J.C. Penney, a 25-year member of the NMSDC, is considered the leading retailer purchaser of minority-sourced goods and services. Last year, Penney’s purchased $438 million in goods from minority firms and $238 million in goods from companies owned by women, according to Susan Maxwell, manager of supplier diversity development.
“That’s a 12 percent increase over 1995,” Maxwell offered.
“The Alley partly came out of a need to up the odds of meeting new resources,” said the Penney executive, “because most of our existing vendors are based here.” Grouping all the retailers together also facilitates meeting with smaller vendors that don’t have booths at the show.

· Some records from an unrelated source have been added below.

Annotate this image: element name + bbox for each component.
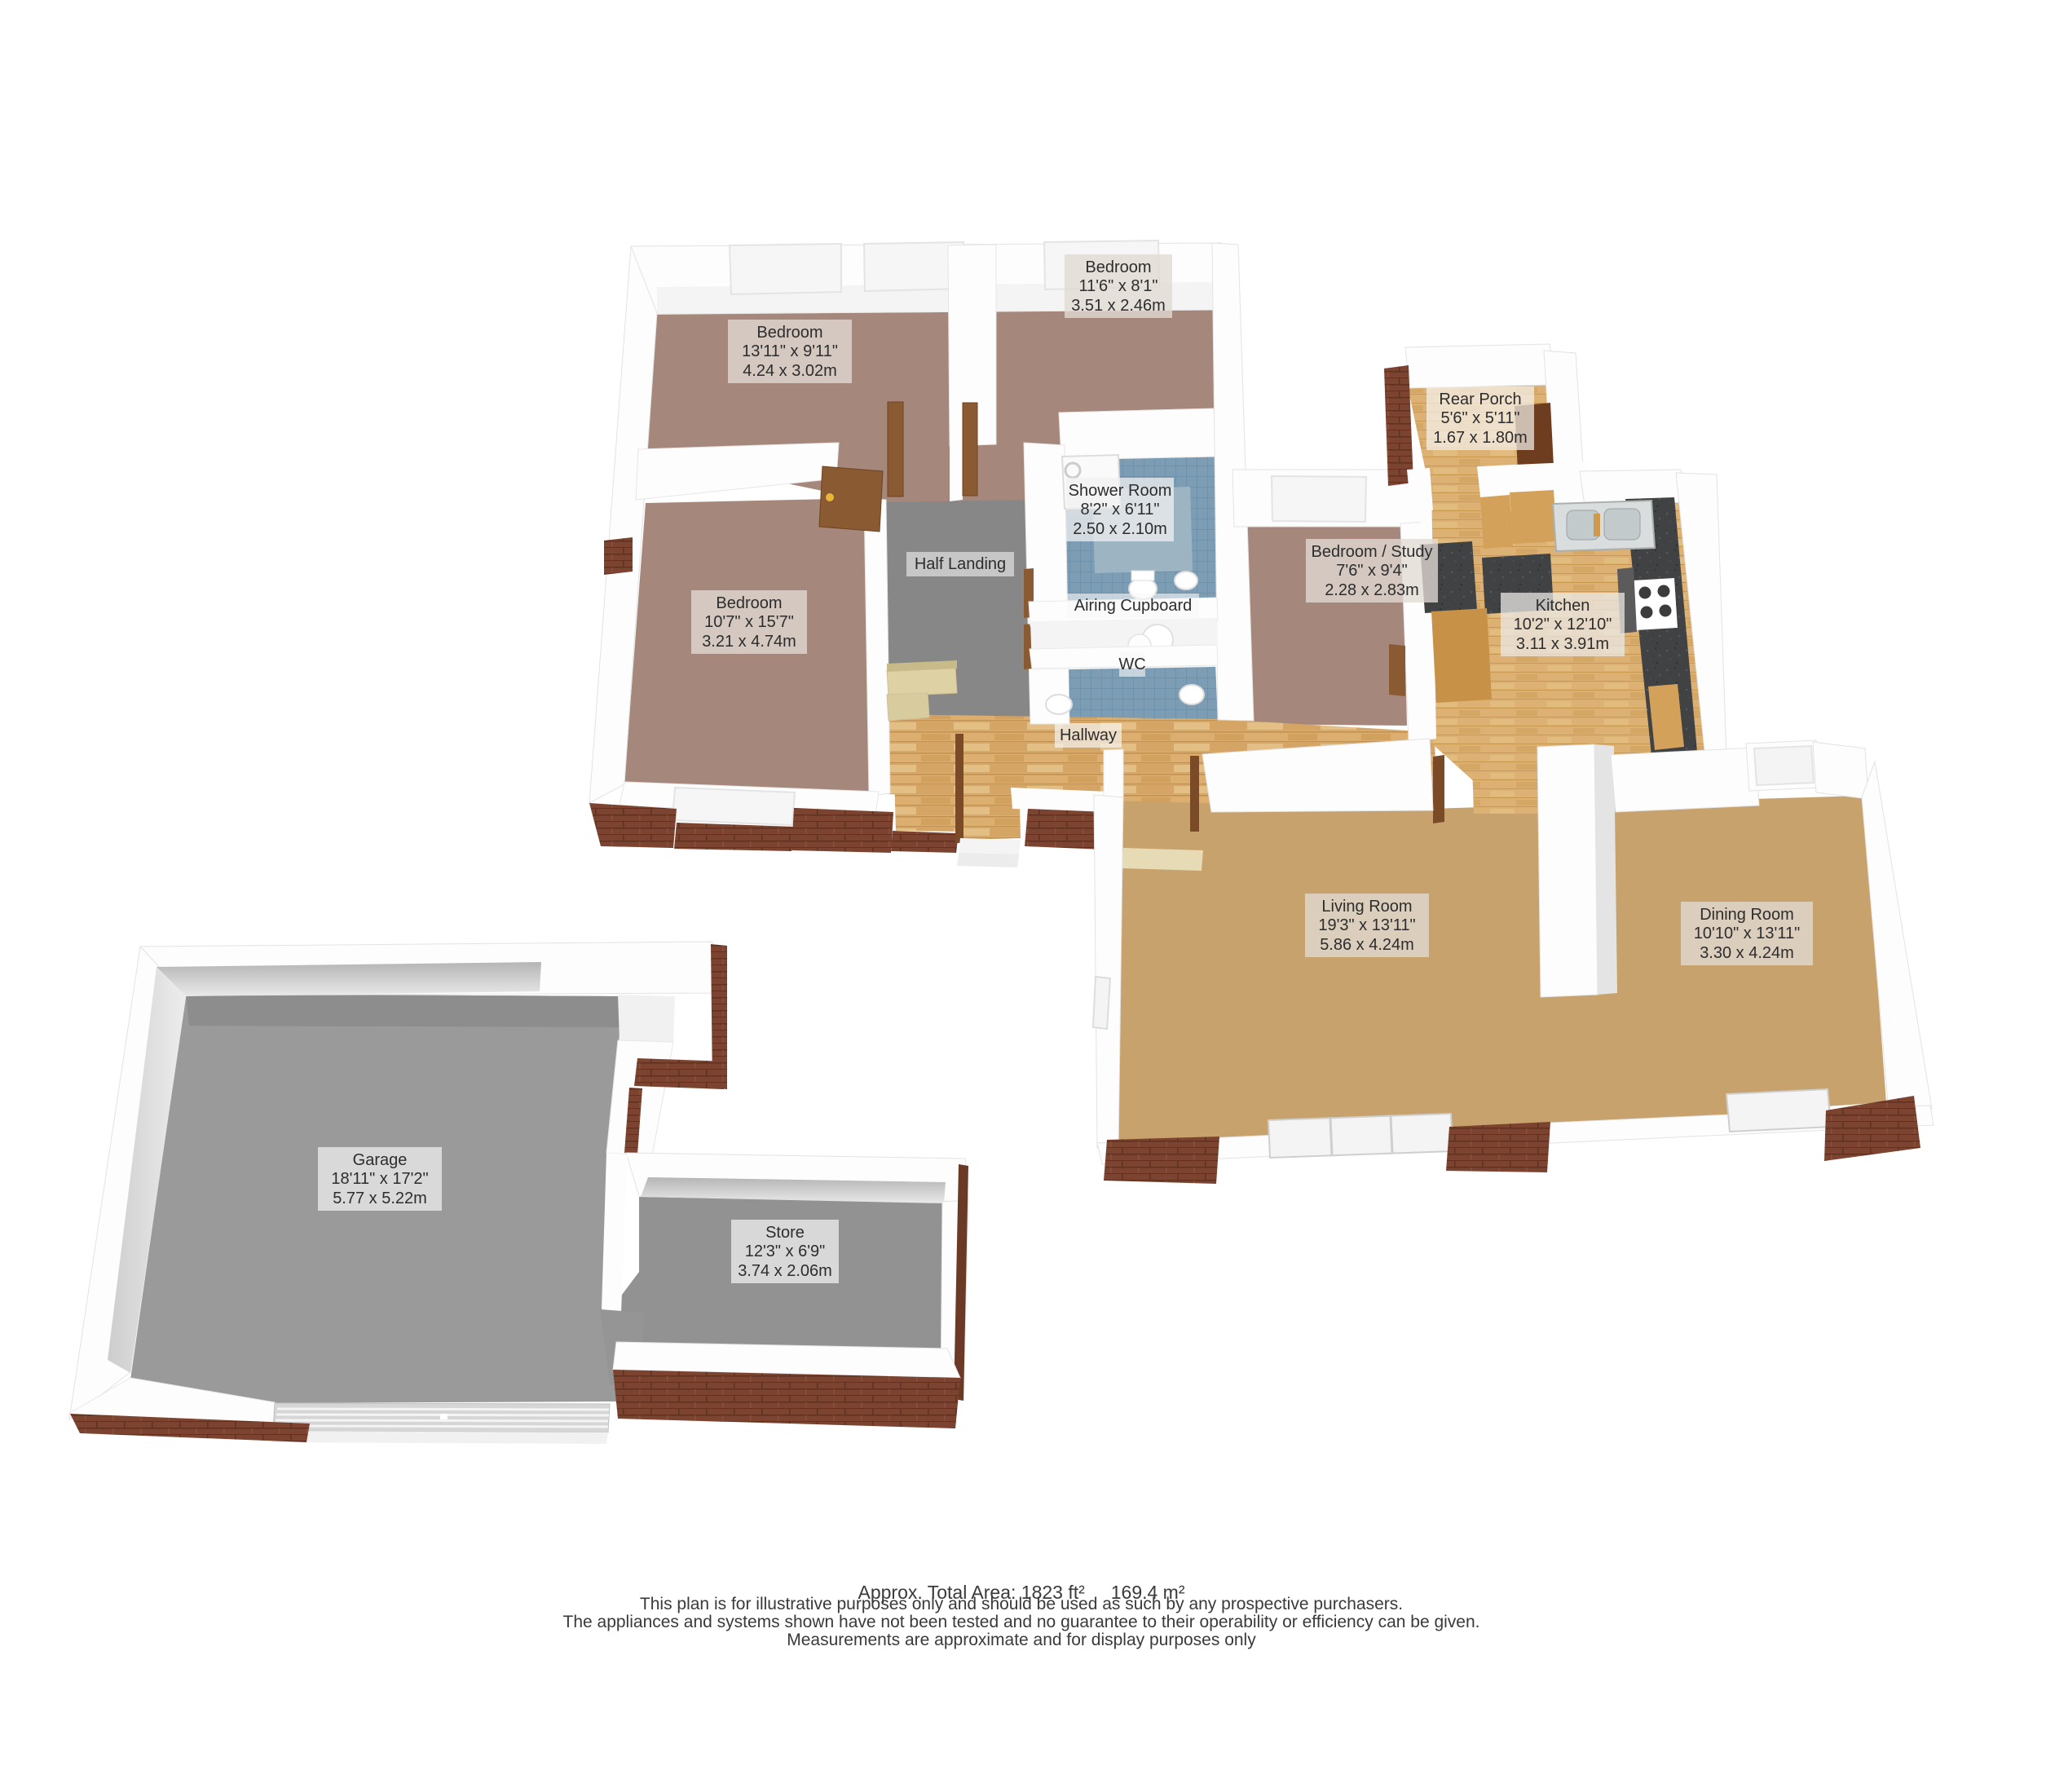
svg-text:Garage: Garage bbox=[353, 1151, 408, 1169]
svg-text:Kitchen: Kitchen bbox=[1536, 597, 1590, 615]
svg-text:10'7" x 15'7": 10'7" x 15'7" bbox=[704, 613, 794, 631]
svg-text:Store: Store bbox=[765, 1224, 805, 1242]
svg-text:5'6" x 5'11": 5'6" x 5'11" bbox=[1440, 409, 1519, 427]
svg-text:Rear Porch: Rear Porch bbox=[1439, 391, 1521, 408]
svg-text:10'10" x 13'11": 10'10" x 13'11" bbox=[1694, 925, 1800, 942]
svg-text:1.67 x 1.80m: 1.67 x 1.80m bbox=[1433, 429, 1528, 447]
svg-text:Living Room: Living Room bbox=[1321, 898, 1412, 916]
svg-text:3.30 x 4.24m: 3.30 x 4.24m bbox=[1700, 944, 1794, 962]
svg-text:10'2" x 12'10": 10'2" x 12'10" bbox=[1514, 616, 1612, 633]
svg-text:12'3" x 6'9": 12'3" x 6'9" bbox=[745, 1242, 826, 1260]
svg-text:Dining Room: Dining Room bbox=[1700, 906, 1794, 924]
svg-text:3.51 x 2.46m: 3.51 x 2.46m bbox=[1071, 297, 1166, 315]
svg-text:Airing Cupboard: Airing Cupboard bbox=[1074, 597, 1193, 615]
svg-text:7'6" x 9'4": 7'6" x 9'4" bbox=[1336, 562, 1407, 580]
svg-text:WC: WC bbox=[1118, 655, 1145, 673]
svg-text:2.50 x 2.10m: 2.50 x 2.10m bbox=[1073, 520, 1167, 538]
svg-text:4.24 x 3.02m: 4.24 x 3.02m bbox=[743, 362, 837, 380]
svg-text:This plan is for illustrative: This plan is for illustrative purposes o… bbox=[640, 1595, 1403, 1613]
svg-text:Bedroom: Bedroom bbox=[756, 324, 822, 342]
svg-text:5.77 x 5.22m: 5.77 x 5.22m bbox=[333, 1190, 427, 1207]
svg-text:3.11 x 3.91m: 3.11 x 3.91m bbox=[1516, 635, 1609, 653]
svg-text:Bedroom / Study: Bedroom / Study bbox=[1312, 543, 1433, 561]
svg-text:8'2" x 6'11": 8'2" x 6'11" bbox=[1080, 501, 1159, 519]
svg-text:3.74 x 2.06m: 3.74 x 2.06m bbox=[738, 1262, 832, 1280]
svg-text:Half Landing: Half Landing bbox=[915, 555, 1006, 573]
svg-text:13'11" x 9'11": 13'11" x 9'11" bbox=[742, 342, 838, 360]
svg-text:Bedroom: Bedroom bbox=[1085, 258, 1151, 276]
svg-text:11'6" x 8'1": 11'6" x 8'1" bbox=[1078, 277, 1157, 295]
svg-text:Shower Room: Shower Room bbox=[1069, 482, 1172, 500]
svg-text:3.21 x 4.74m: 3.21 x 4.74m bbox=[702, 633, 796, 651]
svg-text:18'11" x 17'2": 18'11" x 17'2" bbox=[331, 1170, 428, 1188]
svg-text:Measurements are approximate a: Measurements are approximate and for dis… bbox=[787, 1631, 1256, 1649]
svg-text:Hallway: Hallway bbox=[1060, 726, 1117, 744]
svg-text:Bedroom: Bedroom bbox=[716, 594, 782, 612]
svg-text:5.86 x 4.24m: 5.86 x 4.24m bbox=[1320, 936, 1414, 954]
svg-text:The appliances and systems sho: The appliances and systems shown have no… bbox=[563, 1613, 1480, 1631]
svg-text:19'3" x 13'11": 19'3" x 13'11" bbox=[1318, 916, 1415, 934]
svg-text:2.28 x 2.83m: 2.28 x 2.83m bbox=[1325, 581, 1419, 599]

The Retail & Apparel Industry Group within NMSDC, formed last year by the occupants of Retail Alley, has received inquiries from Gap Inc., Eddie Bauer Inc. and Reebok International Ltd. about exhibiting on the Alley, Maxwell said.
Penney’s supplier diversity group in February created a steering committee comprising the most senior managers of its seven core businesses, to help keep management focused on developing a diverse supplier base.
“We need the commitment of upper management to take us beyond the $700 million level,” Maxwell acknowledged. “We partnered with our diversity relationship marketing department to gain additional support.
“We want to make sure that we use certified minority-owned and -controlled businesses,” Maxwell emphasized.
Companies that are at least 51 percent owned by minorities can be certified through 42 regional certifying councils operated by the NMSDC. Similarly, the Women’s Business National Enterprise Council has four agencies that certify businesses as owned and controlled by women.
Dealing with fraudulent attempts to gain entree to their stores is one of the biggest problems facing retailers who are seeking to boost their business with minority-owned companies. “A lot of people play games, looking to break into the business,” said Wal-Mart’s Easterling. “We strictly deal with certified minority-owned firms. In this race for equality, we ask people to play by the rules.”
Apparel has been one of the more difficult areas to cultivate, impeded by undercapitalization and not knowing what is expected by retailers. Apparel firms are often started by a designer without a business background, retailers at the fair noted.
Nonetheless, Wal-Mart is carrying Karebo, a minority-owned line of career and casualwear targeted at African-American consumers, in 400 of its more than 2,000 stores around the country.
Target’s minority vendors of apparel include Romar Smi, a tops and bottoms resource, and Amber Brown, a collection of infants’ to girls’ apparel. And Sears added the Anthony Mark Hawkins line, targeted at African-Americans, this past March.
“We don’t fight our demographics,” said Sears’ Martin. “We have a diverse customer base, so we have a diverse work force, and we’re looking to do business with a more diverse base of suppliers.”